A voltammetric sensor for simultaneous determination of hydroquinone and catechol by using a heterojunction prepared from gold nanoparticle and graphitic carbon nitride.

An electrochemical sensor is described for the simultaneous determination of hydroquinone (HQ) and catechol (CC) based on a nanocomposite consisting of gold nanoparticles and graphitic carbon nitride (g-C3N4). The nanocomposite was synthesized via one-step thermal polymerization route and characterized by X-ray diffraction, transmission electron microscopy, and Fourier transform infrared techniques. The results confirmed the close contact between gold nanoparticles and g-C3N4. The nanocomposites exhibited the enhanced electrocatalytic redox towards HQ and CC. A glassy carbon electrode was modified with the nanocomposite to obtain a sensor that exhibited favorable analytical properties in the simultaneous detection of HQ and CC, with voltammetric peaks typically near -0.14 and - 0.02 V (vs. saturated calomel electrode). Linear responses are found between 1.0 and 320 μM for HQ (with a 0.3 μM detection limit; at S/N = 3), and between 0.1 and 320 μM for CC (with a 0.04 μM detection limit; at S/N = 3).

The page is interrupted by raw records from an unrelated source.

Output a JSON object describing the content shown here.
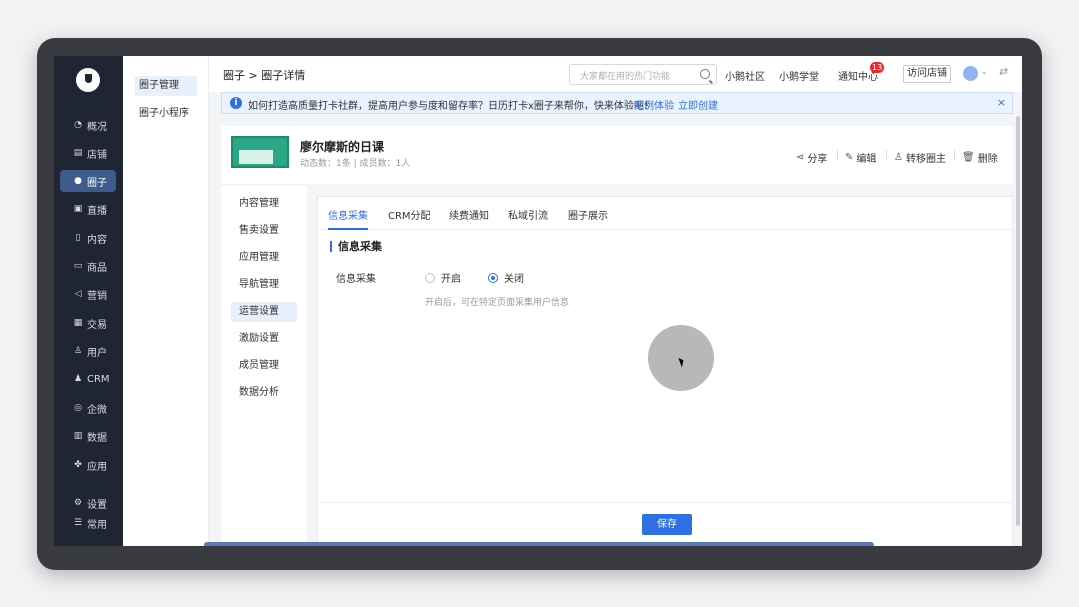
{
  "nav": {
    "items": [
      {
        "icon": "overview-icon",
        "glyph": "◔",
        "label": "概况"
      },
      {
        "icon": "store-icon",
        "glyph": "▤",
        "label": "店铺"
      },
      {
        "icon": "circle-icon",
        "glyph": "●",
        "label": "圈子",
        "active": true
      },
      {
        "icon": "live-icon",
        "glyph": "▣",
        "label": "直播"
      },
      {
        "icon": "content-icon",
        "glyph": "▯",
        "label": "内容"
      },
      {
        "icon": "product-icon",
        "glyph": "▭",
        "label": "商品"
      },
      {
        "icon": "marketing-icon",
        "glyph": "◁",
        "label": "营销"
      },
      {
        "icon": "trade-icon",
        "glyph": "▦",
        "label": "交易"
      },
      {
        "icon": "user-icon",
        "glyph": "♙",
        "label": "用户"
      },
      {
        "icon": "crm-icon",
        "glyph": "♟",
        "label": "CRM"
      },
      {
        "icon": "wecom-icon",
        "glyph": "◎",
        "label": "企微"
      },
      {
        "icon": "data-icon",
        "glyph": "▥",
        "label": "数据"
      },
      {
        "icon": "apps-icon",
        "glyph": "✤",
        "label": "应用"
      },
      {
        "icon": "settings-icon",
        "glyph": "⚙",
        "label": "设置"
      },
      {
        "icon": "common-icon",
        "glyph": "☰",
        "label": "常用"
      }
    ]
  },
  "subnav": {
    "items": [
      "圈子管理",
      "圈子小程序"
    ]
  },
  "topbar": {
    "breadcrumb": "圈子 > 圈子详情",
    "search_placeholder": "大家都在用的热门功能",
    "links": [
      "小鹅社区",
      "小鹅学堂",
      "通知中心"
    ],
    "notice_count": "13",
    "visit_store": "访问店铺"
  },
  "notice": {
    "text": "如何打造高质量打卡社群，提高用户参与度和留存率？日历打卡x圈子来帮你，快来体验吧！",
    "link1": "案例体验",
    "link2": "立即创建"
  },
  "circle": {
    "title": "廖尔摩斯的日课",
    "meta": "动态数：1条  |  成员数：1人",
    "actions": [
      "分享",
      "编辑",
      "转移圈主",
      "删除"
    ]
  },
  "leftmenu": {
    "items": [
      "内容管理",
      "售卖设置",
      "应用管理",
      "导航管理",
      "运营设置",
      "激励设置",
      "成员管理",
      "数据分析"
    ],
    "active_index": 4
  },
  "tabs": [
    "信息采集",
    "CRM分配",
    "续费通知",
    "私域引流",
    "圈子展示"
  ],
  "section": {
    "title": "信息采集",
    "field_label": "信息采集",
    "option_on": "开启",
    "option_off": "关闭",
    "selected": "关闭",
    "hint": "开启后，可在特定页面采集用户信息"
  },
  "save_label": "保存",
  "colors": {
    "accent": "#2f6fe4",
    "sidebar": "#1f2533",
    "badge": "#f5222d"
  }
}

The sensor was applied for the simultaneous determination of HQ and CC in spiked water samples, and acceptable recoveries were achieved. The superior sensing properties of the electrode are attributed to the synergy between the microstructure (heterojunction and porosity) and the π interactions between phenolic isomers and g-C3N4. Graphical abstractA novel electrochemical sensor is demonstrated for the simultaneous determination of hydroquinone and catechol based on a nanocomposite consisting of gold nanoparticles (AuNPs) and graphitic carbon nitride (g-C3N4).